Research by SchoolHouse Connection also shows that universities often make it unnecessarily difficult for homeless students to connect with their liaison by failing to put their contact information online.

“If you’re not marketing that, if you’re not advertising that, it doesn’t do anything,” she said. “If we have this liaison role, but we’re not telling our students, how are we expecting our students to get in contact? … It’s a really easy fix.”

Funding for Basic Needs

The funding to support this and other efforts to address basic needs insecurity at SUNY will come from a new $75 million fund, called the SUNY Transformation Fund, which is included in the governor’s 2024 budget. The system also received $10 million specifically for student mental health services and another $10 million for disabled student services as part of a $163 million operating budget increase.

Funds will be distributed to each campus and can be used for a number of purposes including “delivering essential student supports for targeted under-served populations.”

“Quality public higher education is an engine of social mobility that has the power to change lives, like it did for my own family,” Governor Kathy Hochul said in a press release. “My administration is committed to creating the best public education institution in the country so that more students can build a bright future for themselves and be equipped to take on the jobs of the future.”

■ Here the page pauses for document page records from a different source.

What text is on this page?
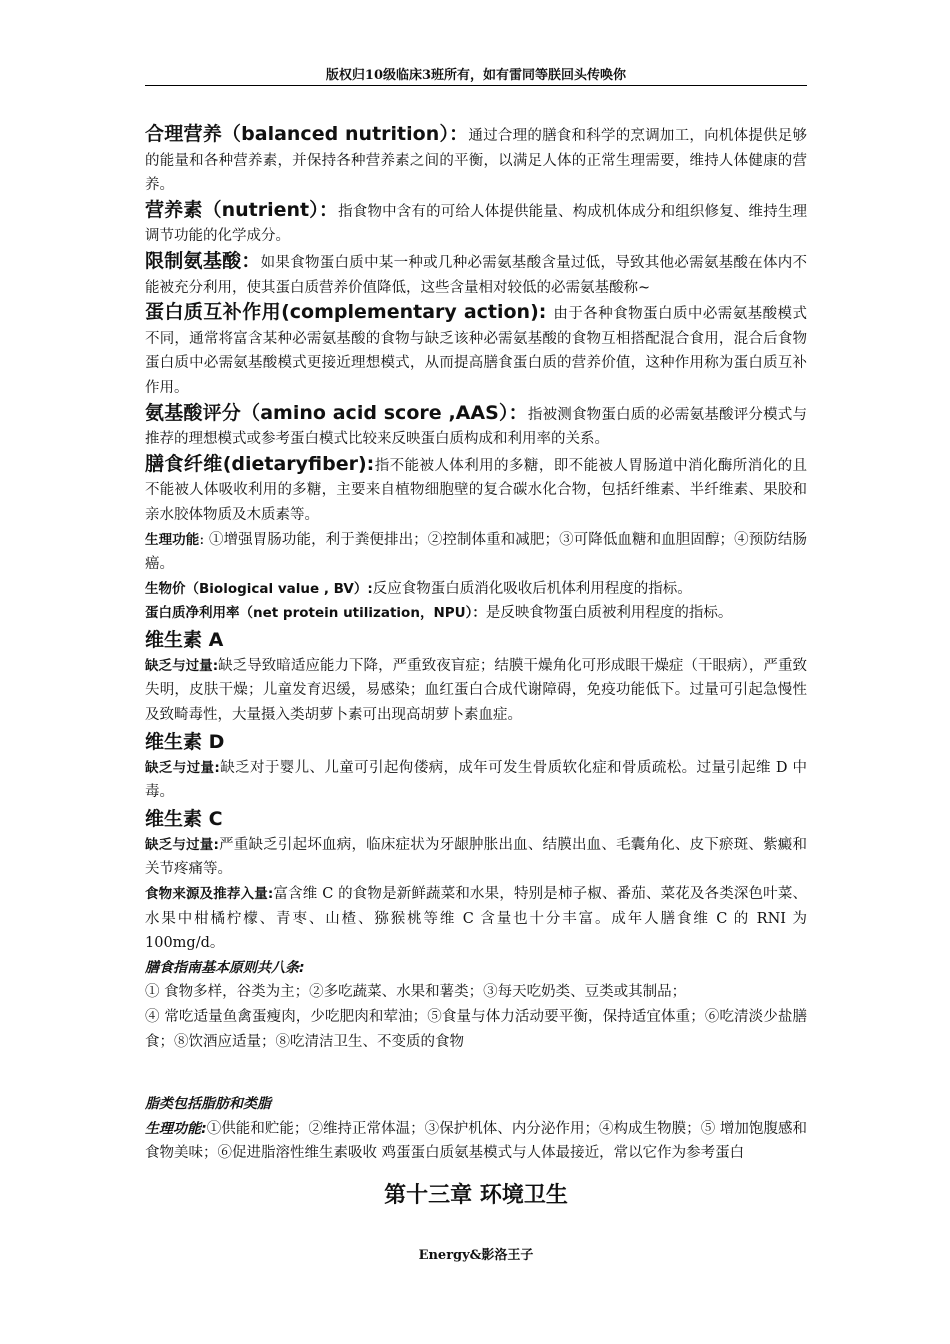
版权归10级临床3班所有，如有雷同等朕回头传唤你

合理营养（balanced nutrition）：通过合理的膳食和科学的烹调加工，向机体提供足够的能量和各种营养素，并保持各种营养素之间的平衡，以满足人体的正常生理需要，维持人体健康的营养。

营养素（nutrient）：指食物中含有的可给人体提供能量、构成机体成分和组织修复、维持生理调节功能的化学成分。

限制氨基酸：如果食物蛋白质中某一种或几种必需氨基酸含量过低，导致其他必需氨基酸在体内不能被充分利用，使其蛋白质营养价值降低，这些含量相对较低的必需氨基酸称~

蛋白质互补作用(complementary action): 由于各种食物蛋白质中必需氨基酸模式不同，通常将富含某种必需氨基酸的食物与缺乏该种必需氨基酸的食物互相搭配混合食用，混合后食物蛋白质中必需氨基酸模式更接近理想模式，从而提高膳食蛋白质的营养价值，这种作用称为蛋白质互补作用。

氨基酸评分（amino acid score ,AAS）：指被测食物蛋白质的必需氨基酸评分模式与推荐的理想模式或参考蛋白模式比较来反映蛋白质构成和利用率的关系。

膳食纤维(dietaryfiber):指不能被人体利用的多糖，即不能被人胃肠道中消化酶所消化的且不能被人体吸收利用的多糖，主要来自植物细胞壁的复合碳水化合物，包括纤维素、半纤维素、果胶和亲水胶体物质及木质素等。

生理功能: ①增强胃肠功能，利于粪便排出；②控制体重和减肥；③可降低血糖和血胆固醇；④预防结肠癌。

生物价（Biological value , BV）:反应食物蛋白质消化吸收后机体利用程度的指标。

蛋白质净利用率（net protein utilization，NPU）：是反映食物蛋白质被利用程度的指标。

维生素 A

缺乏与过量:缺乏导致暗适应能力下降，严重致夜盲症；结膜干燥角化可形成眼干燥症（干眼病），严重致失明，皮肤干燥；儿童发育迟缓，易感染；血红蛋白合成代谢障碍，免疫功能低下。过量可引起急慢性及致畸毒性，大量摄入类胡萝卜素可出现高胡萝卜素血症。

维生素 D

缺乏与过量:缺乏对于婴儿、儿童可引起佝偻病，成年可发生骨质软化症和骨质疏松。过量引起维 D 中毒。

维生素 C

缺乏与过量:严重缺乏引起坏血病，临床症状为牙龈肿胀出血、结膜出血、毛囊角化、皮下瘀斑、紫癜和关节疼痛等。

食物来源及推荐入量:富含维 C 的食物是新鲜蔬菜和水果，特别是柿子椒、番茄、菜花及各类深色叶菜、水果中柑橘柠檬、青枣、山楂、猕猴桃等维 C 含量也十分丰富。成年人膳食维 C 的 RNI 为 100mg/d。

膳食指南基本原则共八条:

① 食物多样，谷类为主；②多吃蔬菜、水果和薯类；③每天吃奶类、豆类或其制品；

④ 常吃适量鱼禽蛋瘦肉，少吃肥肉和荤油；⑤食量与体力活动要平衡，保持适宜体重；⑥吃清淡少盐膳食；⑧饮酒应适量；⑧吃清洁卫生、不变质的食物

脂类包括脂肪和类脂

生理功能:①供能和贮能；②维持正常体温；③保护机体、内分泌作用；④构成生物膜；⑤ 增加饱腹感和食物美味；⑥促进脂溶性维生素吸收 鸡蛋蛋白质氨基模式与人体最接近，常以它作为参考蛋白

第十三章 环境卫生
Energy&影洛王子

While the money is not being specifically allocated for the homeless liaisons, King said he hopes it will help the system’s campuses better support those positions and provide the resources they need to help students.

“The folks who are working on student supports are going to see more resources for their team … so those teams are in a better position, maybe, than some of the McKinney-Vento coordinators have been in really fiscally challenged districts,” he said. “But that said, part of what we’re hoping that the SchoolHouse Connections network will help people do is figure out [is] how do they best leverage the available resources on campus to support students?”